Visible and Invisible Monsters
Raw engages with the notion of obliterative hunger as idiosyncrantic to femininity, and its unique capacity for monstrosity. The fear of women's hunger, uninhibited and all-consuming, completely ungovernable by patriarchy, clings to contemporary society even now. The cultural fear of the "disordered" woman, the fear and institutionalized hatred of unruly bodies, of excess and expulsion, disability and blood, femininity as grotesque and vile, haunts contemporary wellness culture and gendered rhetoric. Raw is a bildungsroman built from blood and hunger, sticky and pungent. The sheer nauseating power of the gore, of the consumption of substances that would usually be immediately expelled, rejected, by the body, is a most visceral, full-body confrontation with the abject. To witness this film is to willingly indulge in disgust, in revulsion and nausea, and thus monstrosity seems to be self-inserted, chosen, entertainment.

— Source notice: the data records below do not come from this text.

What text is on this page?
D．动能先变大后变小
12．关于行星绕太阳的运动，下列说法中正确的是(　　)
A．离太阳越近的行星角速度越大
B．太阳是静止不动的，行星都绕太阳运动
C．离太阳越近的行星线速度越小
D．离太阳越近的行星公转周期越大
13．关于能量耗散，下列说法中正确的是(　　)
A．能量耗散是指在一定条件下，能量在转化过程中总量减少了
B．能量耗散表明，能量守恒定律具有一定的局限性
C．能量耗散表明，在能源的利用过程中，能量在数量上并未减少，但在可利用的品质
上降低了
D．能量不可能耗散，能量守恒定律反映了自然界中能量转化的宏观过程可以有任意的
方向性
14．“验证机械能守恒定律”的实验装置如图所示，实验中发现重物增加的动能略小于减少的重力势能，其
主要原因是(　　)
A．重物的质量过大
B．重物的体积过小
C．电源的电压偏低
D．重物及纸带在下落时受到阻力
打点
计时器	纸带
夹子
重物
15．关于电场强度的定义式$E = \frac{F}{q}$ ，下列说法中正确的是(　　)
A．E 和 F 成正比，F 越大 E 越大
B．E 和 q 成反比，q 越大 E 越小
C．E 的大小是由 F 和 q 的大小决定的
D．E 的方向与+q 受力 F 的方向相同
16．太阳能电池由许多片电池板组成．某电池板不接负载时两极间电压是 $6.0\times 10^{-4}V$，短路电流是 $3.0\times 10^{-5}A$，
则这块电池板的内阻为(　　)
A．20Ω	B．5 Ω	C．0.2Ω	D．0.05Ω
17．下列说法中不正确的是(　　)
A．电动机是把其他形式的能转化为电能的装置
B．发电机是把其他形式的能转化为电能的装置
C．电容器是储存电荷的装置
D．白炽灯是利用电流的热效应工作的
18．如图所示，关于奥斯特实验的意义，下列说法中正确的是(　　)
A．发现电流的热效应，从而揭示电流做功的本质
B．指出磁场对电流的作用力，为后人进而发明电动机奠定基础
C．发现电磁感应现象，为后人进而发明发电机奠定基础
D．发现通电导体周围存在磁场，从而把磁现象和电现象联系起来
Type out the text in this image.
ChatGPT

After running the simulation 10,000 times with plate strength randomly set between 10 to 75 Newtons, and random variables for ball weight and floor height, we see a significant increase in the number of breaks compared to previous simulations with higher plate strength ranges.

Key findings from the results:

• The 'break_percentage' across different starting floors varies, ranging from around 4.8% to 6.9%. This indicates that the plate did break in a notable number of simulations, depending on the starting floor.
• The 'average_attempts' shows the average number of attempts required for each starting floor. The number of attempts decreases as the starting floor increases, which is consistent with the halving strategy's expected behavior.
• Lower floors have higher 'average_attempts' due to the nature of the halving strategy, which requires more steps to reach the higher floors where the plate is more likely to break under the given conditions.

Of cannibalism, Kristeva theorizes, "I give up cannibalism because abjection (of the mother) leads me toward respect for the body of the other, my fellow man, my brother" (Kristeva 79). Justine cannot give up cannibalism; she actually grows into it rather than out of it. The cultural disappearing of women's—and non-normative, gender-variant—bodies functions to deplete individuals of their sense of self, thus creating ghosts, empty and cyclical. No respect for the wholeness and autonomy of the body is offered. Justine's character challenges any acceptance of such a structural dissociation. Monstrosity surfaces in Justine because of her refusal to be led toward that "respect" for the body of the other; the other, then, in all its terror and intrusions, is not assimilated, not acknowledged as legitimate, but devoured. Kristeva describes such a desire as the "need for impure nourishment." Justine's burgeoning sexuality and hunger arrive at the same time—her cultural worth, still, relies on archaic shapes of womanhood, on her sexual "purity" and self-limitations. Shrinking becomes the culturally acceptable response to the abject, as a means to confine the monstrous supposedly inherent to womanhood, but Justine does the opposite. She consumes, she expands. Her desire has malformed into literal cannibalism, but this appears to be an ingrowth of a monstrous culture demanding that her hunger, her desire, be shelved and annihiliated.

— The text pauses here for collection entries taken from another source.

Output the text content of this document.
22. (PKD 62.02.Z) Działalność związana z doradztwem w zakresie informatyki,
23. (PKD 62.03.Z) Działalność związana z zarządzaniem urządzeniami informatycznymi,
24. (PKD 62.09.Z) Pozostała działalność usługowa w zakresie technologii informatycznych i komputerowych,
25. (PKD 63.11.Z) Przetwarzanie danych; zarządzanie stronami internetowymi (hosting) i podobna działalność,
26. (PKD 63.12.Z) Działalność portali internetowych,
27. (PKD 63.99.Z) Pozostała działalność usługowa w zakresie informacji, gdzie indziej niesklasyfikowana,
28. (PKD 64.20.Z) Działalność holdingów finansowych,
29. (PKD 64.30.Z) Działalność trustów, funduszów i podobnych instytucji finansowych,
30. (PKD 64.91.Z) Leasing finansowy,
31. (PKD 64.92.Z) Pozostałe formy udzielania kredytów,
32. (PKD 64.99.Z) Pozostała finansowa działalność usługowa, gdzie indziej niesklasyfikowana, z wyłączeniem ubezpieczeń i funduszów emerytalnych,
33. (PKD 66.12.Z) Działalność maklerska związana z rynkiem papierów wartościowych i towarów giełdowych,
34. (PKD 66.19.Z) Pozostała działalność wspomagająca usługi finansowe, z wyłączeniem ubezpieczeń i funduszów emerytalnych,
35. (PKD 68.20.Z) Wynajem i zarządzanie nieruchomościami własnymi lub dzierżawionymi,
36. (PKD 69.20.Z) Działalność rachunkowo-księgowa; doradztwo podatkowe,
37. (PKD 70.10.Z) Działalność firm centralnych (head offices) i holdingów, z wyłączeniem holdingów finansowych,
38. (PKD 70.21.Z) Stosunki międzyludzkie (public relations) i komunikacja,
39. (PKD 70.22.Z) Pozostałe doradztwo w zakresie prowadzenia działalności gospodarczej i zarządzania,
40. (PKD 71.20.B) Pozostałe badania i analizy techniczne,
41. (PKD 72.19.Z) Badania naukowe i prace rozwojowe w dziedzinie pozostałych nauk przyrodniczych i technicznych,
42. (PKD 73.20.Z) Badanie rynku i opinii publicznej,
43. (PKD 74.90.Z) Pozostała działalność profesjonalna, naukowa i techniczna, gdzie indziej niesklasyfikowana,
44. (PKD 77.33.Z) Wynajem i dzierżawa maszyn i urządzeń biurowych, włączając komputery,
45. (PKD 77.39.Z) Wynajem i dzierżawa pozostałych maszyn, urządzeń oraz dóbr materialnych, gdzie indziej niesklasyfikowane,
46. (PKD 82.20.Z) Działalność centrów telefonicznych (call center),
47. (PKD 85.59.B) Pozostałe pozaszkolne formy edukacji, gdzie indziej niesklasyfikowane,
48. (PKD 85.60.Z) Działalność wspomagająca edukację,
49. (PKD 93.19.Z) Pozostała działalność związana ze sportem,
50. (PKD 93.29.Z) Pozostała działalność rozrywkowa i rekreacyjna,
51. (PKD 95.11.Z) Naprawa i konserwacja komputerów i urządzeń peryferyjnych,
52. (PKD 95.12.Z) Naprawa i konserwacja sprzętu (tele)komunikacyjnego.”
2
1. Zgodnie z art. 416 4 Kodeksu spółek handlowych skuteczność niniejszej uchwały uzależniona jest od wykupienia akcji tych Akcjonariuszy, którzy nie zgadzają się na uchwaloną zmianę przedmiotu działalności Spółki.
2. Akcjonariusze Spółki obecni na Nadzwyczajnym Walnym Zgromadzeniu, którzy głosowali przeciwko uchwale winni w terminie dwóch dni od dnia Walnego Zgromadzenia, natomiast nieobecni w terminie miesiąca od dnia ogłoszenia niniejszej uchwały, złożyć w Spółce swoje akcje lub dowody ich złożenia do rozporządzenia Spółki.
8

Radically, the ending of the film challenges the power balances and exchanges assumed within patriarchy. While women are conditioned and taught to withhold their monstrousness—monstrousness defined as that which seems abject in women, as "impure hunger" and disordered femininity—Justine's father reveals that he actually accepts, even welcomes, his wife's monstrosity. He nourishes his wife's cravings, providing his own flesh as the abject source. The negotiations of love and gender here subvert easy roles of victim and perpetrator; complicity becomes an act of subversion, the monstrous-feminine becomes acceptable if contained, but not tamed, not starved.